– Ну что, архитектор? Выбор за тобой. Вернуться к своим безупречным чертежам и заклеить трещину в сознании формулой. Или остаться здесь, в моем скрипучем, несовершенном мире, и попытаться понять, что такое дом на самом деле.
Юлиан посмотрел на трещину. На свет-не-свет, сочившийся из нее. Он вспомнил холодную ясность Башни, где все было предсказано и предопределено. Вспомнил лица товарищей, погруженных в свои кульманы, не видящих ничего за линиями на ватмане. А потом он посмотрел на свои руки. Руки, которые могли с закрытыми глазами начертить идеальную проекцию, но которые сейчас дрожали, сжимая теплую глиняную кружку.
Шум снаружи нарастал.
– Юлиан! Это приказ Мастера Канта! – крикнул Иоганн.
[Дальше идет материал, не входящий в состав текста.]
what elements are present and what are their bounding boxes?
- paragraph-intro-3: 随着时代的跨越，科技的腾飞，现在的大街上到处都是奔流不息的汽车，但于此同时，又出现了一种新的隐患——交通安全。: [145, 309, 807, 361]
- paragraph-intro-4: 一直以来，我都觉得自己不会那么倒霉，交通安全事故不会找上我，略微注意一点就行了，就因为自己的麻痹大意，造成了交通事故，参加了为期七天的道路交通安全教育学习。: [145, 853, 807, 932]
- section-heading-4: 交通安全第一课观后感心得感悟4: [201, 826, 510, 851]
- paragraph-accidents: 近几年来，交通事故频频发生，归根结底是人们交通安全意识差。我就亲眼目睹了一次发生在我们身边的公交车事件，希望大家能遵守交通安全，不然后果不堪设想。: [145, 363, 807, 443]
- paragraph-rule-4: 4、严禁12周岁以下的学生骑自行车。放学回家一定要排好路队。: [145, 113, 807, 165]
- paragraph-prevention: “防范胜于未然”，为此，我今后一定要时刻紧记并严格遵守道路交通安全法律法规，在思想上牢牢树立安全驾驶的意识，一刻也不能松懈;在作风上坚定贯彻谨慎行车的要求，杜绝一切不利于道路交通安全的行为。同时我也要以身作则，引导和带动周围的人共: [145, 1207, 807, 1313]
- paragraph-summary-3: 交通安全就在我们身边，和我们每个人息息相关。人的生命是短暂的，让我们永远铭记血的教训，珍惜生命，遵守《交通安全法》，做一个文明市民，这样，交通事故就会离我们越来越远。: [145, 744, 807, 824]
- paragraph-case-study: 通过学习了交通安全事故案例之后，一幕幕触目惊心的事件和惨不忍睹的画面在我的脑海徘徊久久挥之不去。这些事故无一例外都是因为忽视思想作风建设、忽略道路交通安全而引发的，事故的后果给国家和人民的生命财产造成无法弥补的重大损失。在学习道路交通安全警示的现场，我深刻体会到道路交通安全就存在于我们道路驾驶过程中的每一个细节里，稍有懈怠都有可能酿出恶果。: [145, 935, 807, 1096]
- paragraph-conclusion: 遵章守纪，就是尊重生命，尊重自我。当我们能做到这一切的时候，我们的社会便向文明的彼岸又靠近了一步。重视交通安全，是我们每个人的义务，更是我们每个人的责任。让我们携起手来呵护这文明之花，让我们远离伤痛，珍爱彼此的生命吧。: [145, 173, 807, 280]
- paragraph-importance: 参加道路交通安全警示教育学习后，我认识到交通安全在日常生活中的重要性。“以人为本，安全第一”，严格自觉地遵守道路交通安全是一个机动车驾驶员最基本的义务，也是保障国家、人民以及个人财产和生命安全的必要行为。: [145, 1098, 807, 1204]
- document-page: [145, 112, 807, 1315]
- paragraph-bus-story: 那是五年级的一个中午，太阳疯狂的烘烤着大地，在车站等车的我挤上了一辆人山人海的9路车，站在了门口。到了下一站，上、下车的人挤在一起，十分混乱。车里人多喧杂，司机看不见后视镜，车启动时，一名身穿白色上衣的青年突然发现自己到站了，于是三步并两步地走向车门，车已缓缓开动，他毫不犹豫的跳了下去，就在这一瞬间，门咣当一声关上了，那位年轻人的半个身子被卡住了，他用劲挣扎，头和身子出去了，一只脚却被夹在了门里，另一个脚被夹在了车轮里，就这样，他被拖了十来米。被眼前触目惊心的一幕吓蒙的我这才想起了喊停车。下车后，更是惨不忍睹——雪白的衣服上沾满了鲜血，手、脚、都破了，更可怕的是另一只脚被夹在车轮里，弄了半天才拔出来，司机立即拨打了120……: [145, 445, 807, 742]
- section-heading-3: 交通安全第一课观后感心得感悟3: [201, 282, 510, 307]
Юлиан сделал шаг. Не к двери. А обратно, в гостиную, к креслу у камина. Он опустился в него, и древнее дерево скрипнуло, приняв его вес. Он поставил кружку на стол, заваленный бумагами, перьями, странными камнями.
– Я остаюсь, – сказал он тихо, но так, что слова прозвучали громче любого крика.
Хайдеггер медленно кивнул. Ни тени торжества в его глазах не было. Только тяжелое понимание.
– Тогда приготовься. С сегодняшнего дня для тебя нет покоя. Ты выбрал не уют, а правду. А правда, как правило, неудобна и очень, очень одинока.
Он подошел к двери, распахнул ее.
– Он никуда не идет, господа! – крикнул он в сумеречный воздух. – Он занят. Он учится жить. А это, на минуточку, поважнее ваших чертежей. Можете передать это Канту. И добавьте, что его Башня давно просит ремонта. В подвале завелась сырость Отчаяния, а на чердаке сквозит ветер из Вечности.
Послышались возмущенные крики. Но никто не посмел переступить калитку. Дом Бытия стоял перед ними не как строение, а как вызов. Как живой упрек их безупречной, мертвой геометрии.
Иоганн, побледнев еще больше, метнул в окно, за которым сидел Юлиан, взгляд, полный ненависти и чего-то еще… страха.
– Ты сделал свой выбор, отступник. Не сомневаюсь, мы скоро увидим плоды твоего падения.
Они развернулись и ушли, их серые плащи растворились в сумерках, как призраки.